Microsoft's first quarter financial report for fiscal year 2025: Revenue was $65.585 billion, a 16% year-on-year increase, also a 16% year-on-year increase excluding the impact of exchange rate changes; Net income was $24.667 billion, an 11% year-on-year increase, also a 10% year-on-year increase excluding the impact of exchange rate changes; Diluted earnings per share were $3.30, a 10% year-on-year increase, also a 10% year-on-year increase excluding the impact of exchange rate changes (Note: Microsoft's fiscal year is not aligned with the calendar year).
After the financial report was released, Microsoft CEO Satya Nadella, Executive Vice President and CFO Amy Hood, Chief Accountant Alice Jolla, and Deputy General Counsel Keith Dolliver and other company executives attended the subsequent earnings conference call, interpreting the key points of the financial report and answering analysts' questions.

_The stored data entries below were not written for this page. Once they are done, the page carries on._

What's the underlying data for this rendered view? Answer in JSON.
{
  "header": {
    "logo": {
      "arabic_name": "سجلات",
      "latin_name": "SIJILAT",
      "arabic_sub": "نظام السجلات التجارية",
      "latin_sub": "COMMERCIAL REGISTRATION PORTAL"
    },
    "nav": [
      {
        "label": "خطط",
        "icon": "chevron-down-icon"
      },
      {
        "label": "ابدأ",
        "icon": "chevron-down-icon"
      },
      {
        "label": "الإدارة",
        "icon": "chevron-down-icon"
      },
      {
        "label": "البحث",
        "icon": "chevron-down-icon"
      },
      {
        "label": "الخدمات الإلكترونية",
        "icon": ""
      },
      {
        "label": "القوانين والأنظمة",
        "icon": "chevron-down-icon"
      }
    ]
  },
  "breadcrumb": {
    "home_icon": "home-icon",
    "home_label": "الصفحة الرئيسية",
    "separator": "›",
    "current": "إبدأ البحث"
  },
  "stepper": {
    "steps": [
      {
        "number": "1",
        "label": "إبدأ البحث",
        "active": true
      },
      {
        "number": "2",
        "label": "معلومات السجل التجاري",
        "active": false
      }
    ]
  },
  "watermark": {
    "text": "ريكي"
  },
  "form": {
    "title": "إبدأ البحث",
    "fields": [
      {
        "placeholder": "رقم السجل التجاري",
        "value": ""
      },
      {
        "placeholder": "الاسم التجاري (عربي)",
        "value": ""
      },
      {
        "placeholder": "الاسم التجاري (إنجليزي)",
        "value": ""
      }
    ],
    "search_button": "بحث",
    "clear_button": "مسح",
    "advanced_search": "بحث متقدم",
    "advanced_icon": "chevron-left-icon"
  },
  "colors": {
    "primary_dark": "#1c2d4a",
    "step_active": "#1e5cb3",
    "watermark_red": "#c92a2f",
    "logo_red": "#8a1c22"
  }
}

The following is a transcript of the conference call:
Morgan Stanley analyst Keith Weiss: The expansion of generative artificial intelligence-related functions, the speed of innovation, and significant opportunities are the most exciting situations I have seen in the software industry in my 25 years of experience. From the conversations of the management during this conference call, it seems that you also have the same feeling. However, in my conversations with investors, I heard two concerns related to factors constraining the future development of generative artificial intelligence technology.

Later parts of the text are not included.